Provenance repository(s) --> Contains NiFi FlowFile lineage history. Loss of this repo will not affect your dataflow or data. You will simply be unable to perform queries against data that traversed the system previous to the loss.

FlowFile repository --> Loss of this Repos will result in loss of data. The FlowFile repo keeps all attributes about Content currently in the dataflow. This includes where to find the actual content in the content repository(s). The information in this repo changes rapidly so backing up this repo is not really feasible. Raid offers your best protection here.

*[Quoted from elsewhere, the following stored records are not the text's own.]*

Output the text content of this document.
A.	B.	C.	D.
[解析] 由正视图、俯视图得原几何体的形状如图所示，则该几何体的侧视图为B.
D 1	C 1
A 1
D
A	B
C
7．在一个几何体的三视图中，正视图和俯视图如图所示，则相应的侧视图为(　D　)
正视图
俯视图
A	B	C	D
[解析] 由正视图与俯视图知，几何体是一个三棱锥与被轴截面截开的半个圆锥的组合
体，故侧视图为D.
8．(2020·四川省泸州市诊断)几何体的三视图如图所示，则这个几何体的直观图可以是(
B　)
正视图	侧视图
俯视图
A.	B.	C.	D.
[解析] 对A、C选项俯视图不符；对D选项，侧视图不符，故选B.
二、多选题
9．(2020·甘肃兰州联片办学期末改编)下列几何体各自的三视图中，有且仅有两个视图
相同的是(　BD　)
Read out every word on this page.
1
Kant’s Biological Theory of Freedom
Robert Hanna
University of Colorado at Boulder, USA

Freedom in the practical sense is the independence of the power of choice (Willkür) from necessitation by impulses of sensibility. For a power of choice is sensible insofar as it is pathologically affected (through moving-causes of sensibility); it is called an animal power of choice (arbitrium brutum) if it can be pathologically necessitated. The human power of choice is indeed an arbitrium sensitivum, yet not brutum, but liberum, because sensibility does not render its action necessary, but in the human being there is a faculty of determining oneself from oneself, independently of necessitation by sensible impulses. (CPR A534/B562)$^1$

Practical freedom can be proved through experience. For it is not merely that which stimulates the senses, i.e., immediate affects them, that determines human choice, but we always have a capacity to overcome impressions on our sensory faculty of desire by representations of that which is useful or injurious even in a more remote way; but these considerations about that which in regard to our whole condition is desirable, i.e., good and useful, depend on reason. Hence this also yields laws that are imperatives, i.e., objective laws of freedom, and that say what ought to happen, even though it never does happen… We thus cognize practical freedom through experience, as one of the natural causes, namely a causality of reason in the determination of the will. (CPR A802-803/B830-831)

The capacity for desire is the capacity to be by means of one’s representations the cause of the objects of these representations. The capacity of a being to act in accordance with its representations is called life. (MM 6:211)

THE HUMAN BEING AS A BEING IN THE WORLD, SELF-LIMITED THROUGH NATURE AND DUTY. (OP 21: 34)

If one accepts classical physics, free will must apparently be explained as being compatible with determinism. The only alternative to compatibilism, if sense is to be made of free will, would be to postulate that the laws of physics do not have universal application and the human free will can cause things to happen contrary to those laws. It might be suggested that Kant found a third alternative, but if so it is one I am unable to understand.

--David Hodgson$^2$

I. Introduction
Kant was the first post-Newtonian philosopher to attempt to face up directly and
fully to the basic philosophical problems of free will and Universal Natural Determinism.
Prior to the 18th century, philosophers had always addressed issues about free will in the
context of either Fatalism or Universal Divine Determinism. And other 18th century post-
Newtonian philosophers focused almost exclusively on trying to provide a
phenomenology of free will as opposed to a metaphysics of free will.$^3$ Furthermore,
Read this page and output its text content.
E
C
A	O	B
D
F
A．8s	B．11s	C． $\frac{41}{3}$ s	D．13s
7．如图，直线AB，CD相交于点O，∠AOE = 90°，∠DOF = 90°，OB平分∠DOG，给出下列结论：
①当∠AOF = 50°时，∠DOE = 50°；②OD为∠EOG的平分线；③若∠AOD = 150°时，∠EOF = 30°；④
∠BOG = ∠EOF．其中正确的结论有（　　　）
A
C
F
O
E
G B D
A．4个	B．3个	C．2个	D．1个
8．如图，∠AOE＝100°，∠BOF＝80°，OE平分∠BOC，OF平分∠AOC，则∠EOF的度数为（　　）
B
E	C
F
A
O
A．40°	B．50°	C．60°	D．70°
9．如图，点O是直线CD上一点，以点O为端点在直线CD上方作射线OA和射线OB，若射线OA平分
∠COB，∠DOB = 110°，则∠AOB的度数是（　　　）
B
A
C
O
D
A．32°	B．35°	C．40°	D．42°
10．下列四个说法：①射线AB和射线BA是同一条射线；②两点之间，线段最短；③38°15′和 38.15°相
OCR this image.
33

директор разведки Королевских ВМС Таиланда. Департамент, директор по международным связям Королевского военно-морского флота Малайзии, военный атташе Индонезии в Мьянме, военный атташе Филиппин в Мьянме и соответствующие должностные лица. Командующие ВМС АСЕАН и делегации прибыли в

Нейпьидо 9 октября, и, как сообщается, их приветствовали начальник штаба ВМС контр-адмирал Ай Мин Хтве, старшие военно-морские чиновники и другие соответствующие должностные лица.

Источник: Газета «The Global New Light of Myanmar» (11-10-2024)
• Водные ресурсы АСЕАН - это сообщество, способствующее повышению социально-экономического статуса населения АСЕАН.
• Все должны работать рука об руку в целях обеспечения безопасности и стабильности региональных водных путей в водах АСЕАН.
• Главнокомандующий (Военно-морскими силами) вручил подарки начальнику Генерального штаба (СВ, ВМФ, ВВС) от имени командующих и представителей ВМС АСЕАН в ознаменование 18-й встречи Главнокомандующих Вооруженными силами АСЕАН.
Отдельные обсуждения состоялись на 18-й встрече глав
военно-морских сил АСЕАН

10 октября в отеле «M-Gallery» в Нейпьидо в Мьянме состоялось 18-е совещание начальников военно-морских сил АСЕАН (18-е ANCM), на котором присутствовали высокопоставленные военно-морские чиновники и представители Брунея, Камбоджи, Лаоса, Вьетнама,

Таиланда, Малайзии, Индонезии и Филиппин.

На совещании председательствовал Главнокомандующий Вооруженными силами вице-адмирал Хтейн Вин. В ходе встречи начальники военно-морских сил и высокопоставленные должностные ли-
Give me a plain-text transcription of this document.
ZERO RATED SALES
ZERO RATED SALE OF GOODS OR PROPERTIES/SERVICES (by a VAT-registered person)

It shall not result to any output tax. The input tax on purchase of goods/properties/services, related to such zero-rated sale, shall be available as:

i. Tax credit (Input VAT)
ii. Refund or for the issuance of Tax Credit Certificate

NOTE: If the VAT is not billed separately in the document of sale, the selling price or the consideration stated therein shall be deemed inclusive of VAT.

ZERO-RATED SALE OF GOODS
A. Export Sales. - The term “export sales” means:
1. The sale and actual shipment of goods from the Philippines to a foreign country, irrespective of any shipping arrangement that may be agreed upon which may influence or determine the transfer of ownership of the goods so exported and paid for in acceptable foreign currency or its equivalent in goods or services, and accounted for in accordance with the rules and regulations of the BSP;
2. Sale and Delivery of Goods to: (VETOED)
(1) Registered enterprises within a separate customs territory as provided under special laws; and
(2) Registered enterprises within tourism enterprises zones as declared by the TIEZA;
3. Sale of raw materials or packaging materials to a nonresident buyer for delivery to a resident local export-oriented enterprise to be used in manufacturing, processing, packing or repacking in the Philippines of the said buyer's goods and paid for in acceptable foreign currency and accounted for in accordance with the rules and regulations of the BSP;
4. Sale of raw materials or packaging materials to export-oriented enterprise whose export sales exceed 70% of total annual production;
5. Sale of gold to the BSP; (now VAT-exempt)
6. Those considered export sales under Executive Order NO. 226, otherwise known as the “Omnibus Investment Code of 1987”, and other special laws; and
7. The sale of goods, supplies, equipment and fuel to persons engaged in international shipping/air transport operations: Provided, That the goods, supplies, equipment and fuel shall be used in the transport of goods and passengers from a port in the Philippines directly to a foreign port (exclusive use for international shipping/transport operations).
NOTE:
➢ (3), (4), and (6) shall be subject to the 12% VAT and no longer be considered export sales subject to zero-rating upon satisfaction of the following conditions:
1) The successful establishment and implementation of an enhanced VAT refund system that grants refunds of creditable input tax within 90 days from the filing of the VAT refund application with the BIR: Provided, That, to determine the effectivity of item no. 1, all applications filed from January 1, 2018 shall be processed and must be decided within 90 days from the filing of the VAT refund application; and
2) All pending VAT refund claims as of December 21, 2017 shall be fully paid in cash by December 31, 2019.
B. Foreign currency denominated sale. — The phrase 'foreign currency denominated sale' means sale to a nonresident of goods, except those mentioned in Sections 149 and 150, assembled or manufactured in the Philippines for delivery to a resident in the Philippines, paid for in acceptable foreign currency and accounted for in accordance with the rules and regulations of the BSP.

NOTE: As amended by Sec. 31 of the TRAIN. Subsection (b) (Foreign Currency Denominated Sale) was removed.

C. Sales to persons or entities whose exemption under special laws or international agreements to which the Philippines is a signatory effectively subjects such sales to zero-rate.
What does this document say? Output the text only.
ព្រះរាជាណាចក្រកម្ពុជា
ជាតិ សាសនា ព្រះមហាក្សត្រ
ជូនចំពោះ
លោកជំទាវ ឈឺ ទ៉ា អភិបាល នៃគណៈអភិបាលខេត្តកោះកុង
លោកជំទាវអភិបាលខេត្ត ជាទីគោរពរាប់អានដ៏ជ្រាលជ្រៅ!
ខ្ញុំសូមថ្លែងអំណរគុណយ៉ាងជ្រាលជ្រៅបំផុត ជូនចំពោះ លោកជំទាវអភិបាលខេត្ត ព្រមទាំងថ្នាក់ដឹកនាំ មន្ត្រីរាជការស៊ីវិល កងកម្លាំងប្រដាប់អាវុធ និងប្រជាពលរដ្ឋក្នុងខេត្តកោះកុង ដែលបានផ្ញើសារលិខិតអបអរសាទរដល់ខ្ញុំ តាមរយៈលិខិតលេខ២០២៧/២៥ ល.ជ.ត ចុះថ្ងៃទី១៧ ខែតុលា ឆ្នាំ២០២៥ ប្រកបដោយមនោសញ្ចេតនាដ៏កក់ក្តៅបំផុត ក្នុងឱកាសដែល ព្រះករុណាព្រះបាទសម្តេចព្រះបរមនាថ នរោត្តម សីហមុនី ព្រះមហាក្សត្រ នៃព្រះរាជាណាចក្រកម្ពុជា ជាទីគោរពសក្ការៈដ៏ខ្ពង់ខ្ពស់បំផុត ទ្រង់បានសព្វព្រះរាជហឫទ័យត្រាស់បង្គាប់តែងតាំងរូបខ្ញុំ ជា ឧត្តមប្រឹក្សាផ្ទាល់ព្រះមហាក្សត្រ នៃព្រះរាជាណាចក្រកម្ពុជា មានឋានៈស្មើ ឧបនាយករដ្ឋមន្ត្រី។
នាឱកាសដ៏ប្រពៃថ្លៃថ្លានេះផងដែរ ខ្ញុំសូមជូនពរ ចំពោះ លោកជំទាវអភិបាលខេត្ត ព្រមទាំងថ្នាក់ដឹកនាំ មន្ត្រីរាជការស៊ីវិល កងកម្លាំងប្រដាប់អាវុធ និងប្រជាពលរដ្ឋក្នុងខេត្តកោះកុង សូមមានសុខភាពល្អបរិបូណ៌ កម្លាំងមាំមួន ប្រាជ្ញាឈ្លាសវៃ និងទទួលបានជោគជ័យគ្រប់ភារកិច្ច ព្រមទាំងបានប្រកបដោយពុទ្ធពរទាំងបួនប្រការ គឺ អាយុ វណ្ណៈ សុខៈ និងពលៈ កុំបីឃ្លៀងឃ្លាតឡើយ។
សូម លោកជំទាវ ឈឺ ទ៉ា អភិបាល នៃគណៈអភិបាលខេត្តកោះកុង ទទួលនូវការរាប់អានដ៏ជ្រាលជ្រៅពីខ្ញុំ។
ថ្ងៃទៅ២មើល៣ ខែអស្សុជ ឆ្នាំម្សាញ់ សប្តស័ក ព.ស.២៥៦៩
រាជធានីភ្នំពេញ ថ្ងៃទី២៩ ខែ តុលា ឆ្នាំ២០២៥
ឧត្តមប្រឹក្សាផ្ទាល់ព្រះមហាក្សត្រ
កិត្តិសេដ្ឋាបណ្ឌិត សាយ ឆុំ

Content repository(s) --> Loss of this repo will also result in loss of data and archived data (If configured to archive). The content repository(s) contain the actual content of the data NiFi processes. The data in this repo also changes rapidly as files are processed through the NiFi dataflow(s), so backing up this repo(s) is also not feasible. Raid offers your best protection here as well.

As you can see recover from disk failure is possible with RAID; however, a catastrophic loss of the entire system will result in loss of the data that was currently in mid processing by any of the dataflows.

Your Repos could be external attached storage. (There is likely to be some performance impact because of this; however, in the event of catastrophic server loss a new server could be stood-up using the backed-up conf dir and attached to the same external storage. This would help prevent data loss and allow processing to pickup where it left off.